These notes of a calculus III lecture given by Eugene Trubowitz in the
third semester at ETHZ (this is in the second year of the undergraduate studies)
covered the topic of the Riemann Zeta function.
As with the other course for the first two years, the course was mandatory
which means for example that it was impossible to take an alterative or similar
course instead. Also, as with most courses, there was no book, we had to digest
the lectures or die |
(*). I found it actually quite effective to learn things from good lectures without being distracted with reading too much from different sources. It kept me focussed.

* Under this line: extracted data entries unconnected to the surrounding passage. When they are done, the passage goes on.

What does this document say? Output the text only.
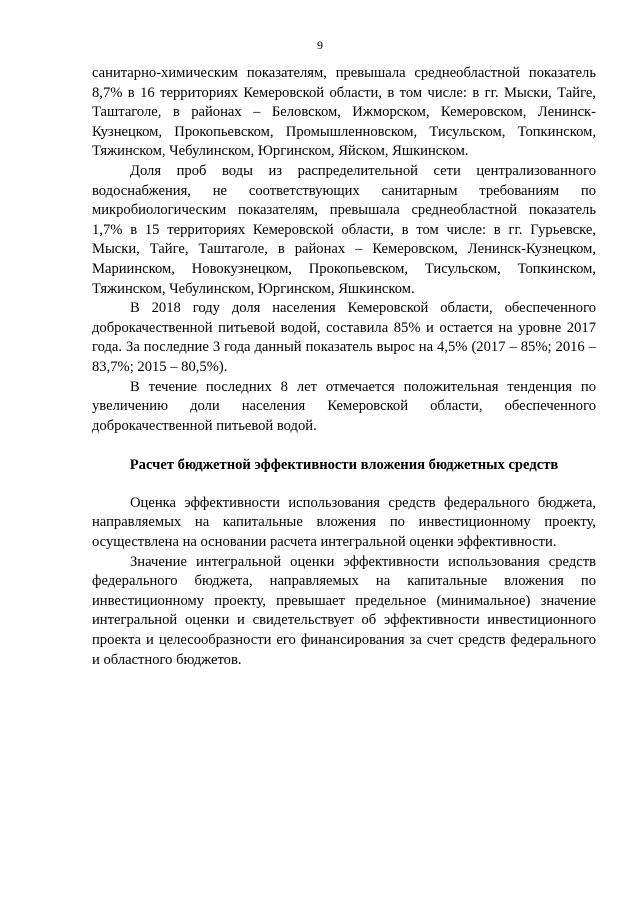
9

санитарно-химическим показателям, превышала среднеобластной показатель 8,7% в 16 территориях Кемеровской области, в том числе: в гг. Мыски, Тайге, Таштаголе, в районах – Беловском, Ижморском, Кемеровском, Ленинск-Кузнецком, Прокопьевском, Промышленновском, Тисульском, Топкинском, Тяжинском, Чебулинском, Юргинском, Яйском, Яшкинском.

Доля проб воды из распределительной сети централизованного водоснабжения, не соответствующих санитарным требованиям по микробиологическим показателям, превышала среднеобластной показатель 1,7% в 15 территориях Кемеровской области, в том числе: в гг. Гурьевске, Мыски, Тайге, Таштаголе, в районах – Кемеровском, Ленинск-Кузнецком, Мариинском, Новокузнецком, Прокопьевском, Тисульском, Топкинском, Тяжинском, Чебулинском, Юргинском, Яшкинском.

В 2018 году доля населения Кемеровской области, обеспеченного доброкачественной питьевой водой, составила 85% и остается на уровне 2017 года. За последние 3 года данный показатель вырос на 4,5% (2017 – 85%; 2016 – 83,7%; 2015 – 80,5%).

В течение последних 8 лет отмечается положительная тенденция по увеличению доли населения Кемеровской области, обеспеченного доброкачественной питьевой водой.

Расчет бюджетной эффективности вложения бюджетных средств

Оценка эффективности использования средств федерального бюджета, направляемых на капитальные вложения по инвестиционному проекту, осуществлена на основании расчета интегральной оценки эффективности.

Значение интегральной оценки эффективности использования средств федерального бюджета, направляемых на капитальные вложения по инвестиционному проекту, превышает предельное (минимальное) значение интегральной оценки и свидетельствует об эффективности инвестиционного проекта и целесообразности его финансирования за счет средств федерального и областного бюджетов.
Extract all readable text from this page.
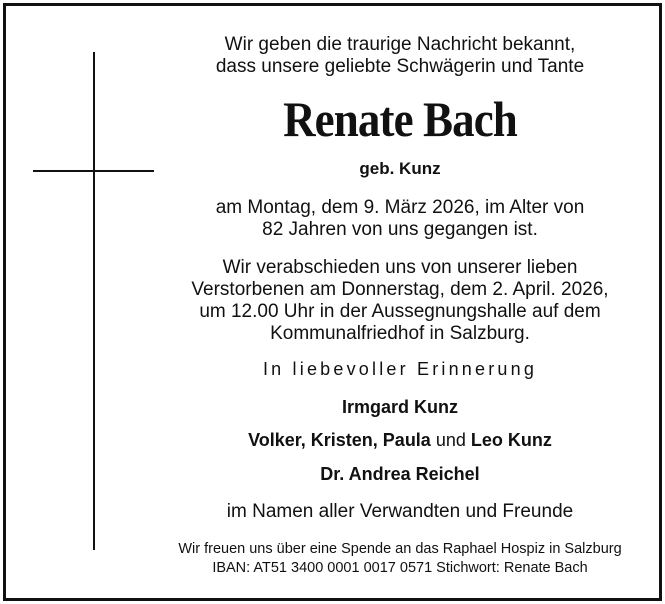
Wir geben die traurige Nachricht bekannt,
dass unsere geliebte Schwägerin und Tante
Renate Bach
geb. Kunz
am Montag, dem 9. März 2026, im Alter von
82 Jahren von uns gegangen ist.
Wir verabschieden uns von unserer lieben
Verstorbenen am Donnerstag, dem 2. April. 2026,
um 12.00 Uhr in der Aussegnungshalle auf dem
Kommunalfriedhof in Salzburg.
In liebevoller Erinnerung
Irmgard Kunz
Volker, Kristen, Paula und Leo Kunz
Dr. Andrea Reichel
im Namen aller Verwandten und Freunde
Wir freuen uns über eine Spende an das Raphael Hospiz in Salzburg
IBAN: AT51 3400 0001 0017 0571 Stichwort: Renate Bach
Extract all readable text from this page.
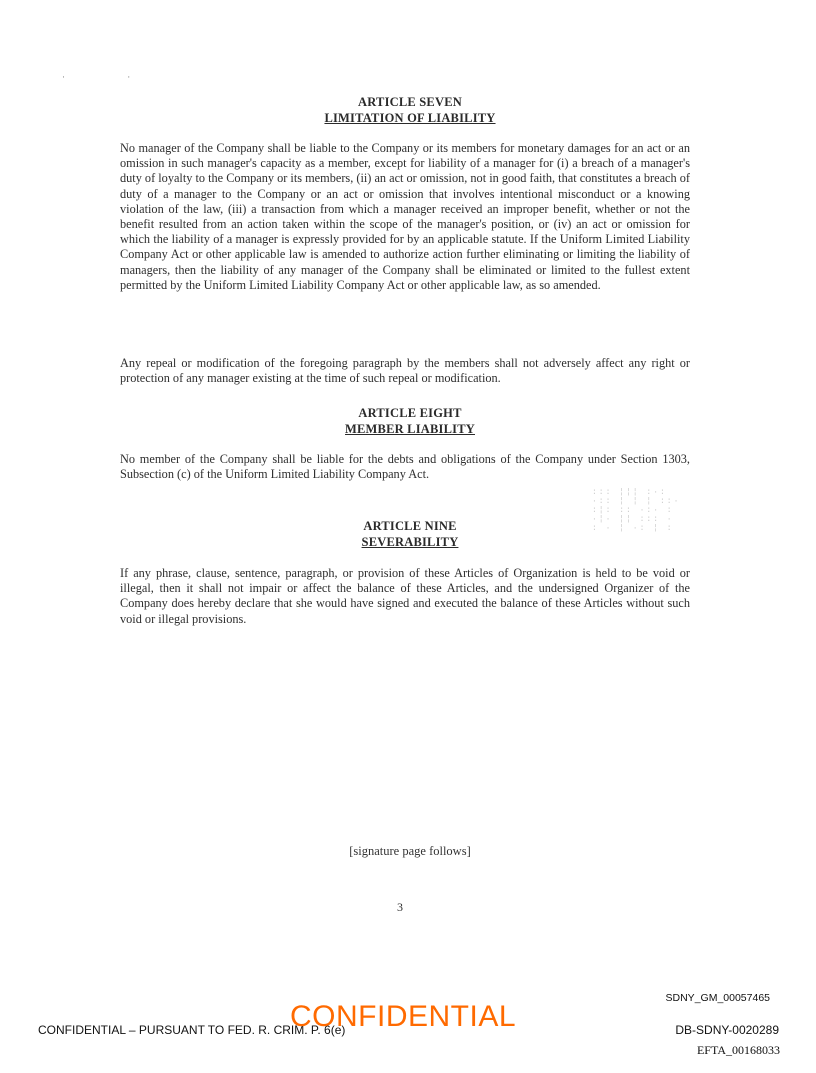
· ·
ARTICLE SEVEN
LIMITATION OF LIABILITY
No manager of the Company shall be liable to the Company or its members for monetary damages for an act or an omission in such manager's capacity as a member, except for liability of a manager for (i) a breach of a manager's duty of loyalty to the Company or its members, (ii) an act or omission, not in good faith, that constitutes a breach of duty of a manager to the Company or an act or omission that involves intentional misconduct or a knowing violation of the law, (iii) a transaction from which a manager received an improper benefit, whether or not the benefit resulted from an action taken within the scope of the manager's position, or (iv) an act or omission for which the liability of a manager is expressly provided for by an applicable statute. If the Uniform Limited Liability Company Act or other applicable law is amended to authorize action further eliminating or limiting the liability of managers, then the liability of any manager of the Company shall be eliminated or limited to the fullest extent permitted by the Uniform Limited Liability Company Act or other applicable law, as so amended.
Any repeal or modification of the foregoing paragraph by the members shall not adversely affect any right or protection of any manager existing at the time of such repeal or modification.
ARTICLE EIGHT
MEMBER LIABILITY
No member of the Company shall be liable for the debts and obligations of the Company under Section 1303, Subsection (c) of the Uniform Limited Liability Company Act.
::: ¦¦¦ :·:
·:: ¦ ¦ ¦ ::·
:¦: :: ·:· :
·¦· ¦¦ ::: ·
: · ¦ ·: ¦ :
ARTICLE NINE
SEVERABILITY
If any phrase, clause, sentence, paragraph, or provision of these Articles of Organization is held to be void or illegal, then it shall not impair or affect the balance of these Articles, and the undersigned Organizer of the Company does hereby declare that she would have signed and executed the balance of these Articles without such void or illegal provisions.
[signature page follows]
3
SDNY_GM_00057465
CONFIDENTIAL – PURSUANT TO FED. R. CRIM. P. 6(e)
CONFIDENTIAL	DB-SDNY-0020289
EFTA_00168033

The lecture starts with a discussion of entire functions, mentions the formula of Euler (now often called "the golden key"), proves the functional equation for the Riemann Zeta function and ends with the Rieman hypothesis. At that time, I color-coded my handwritten lecture notes as follows: blue: questions, red: definitions, yellow: results, orange: important formulas.
While in the US, its difficult to get into a good university, it is quite hard also to be forced out from a US university. While at ETH, everybody with a highschool diploma (which about 15 percent of the Swiss population got then) can enroll, the exams would decide whether a student belongs there. Failing either at the first year or second year examination twice would mean to be "out". During the time of my studies, I estimate 20 percent of the initial math and physics class finished with a degree. While many things have changed since I was there, the basic things are still the same. I guess that the drop ratio could increase more, as highschool diploma become more common. Note that many nonhighschool diploma in Switzerland are equivalent to highschools in the US and part of highschool would overlap with the first part of college in the US.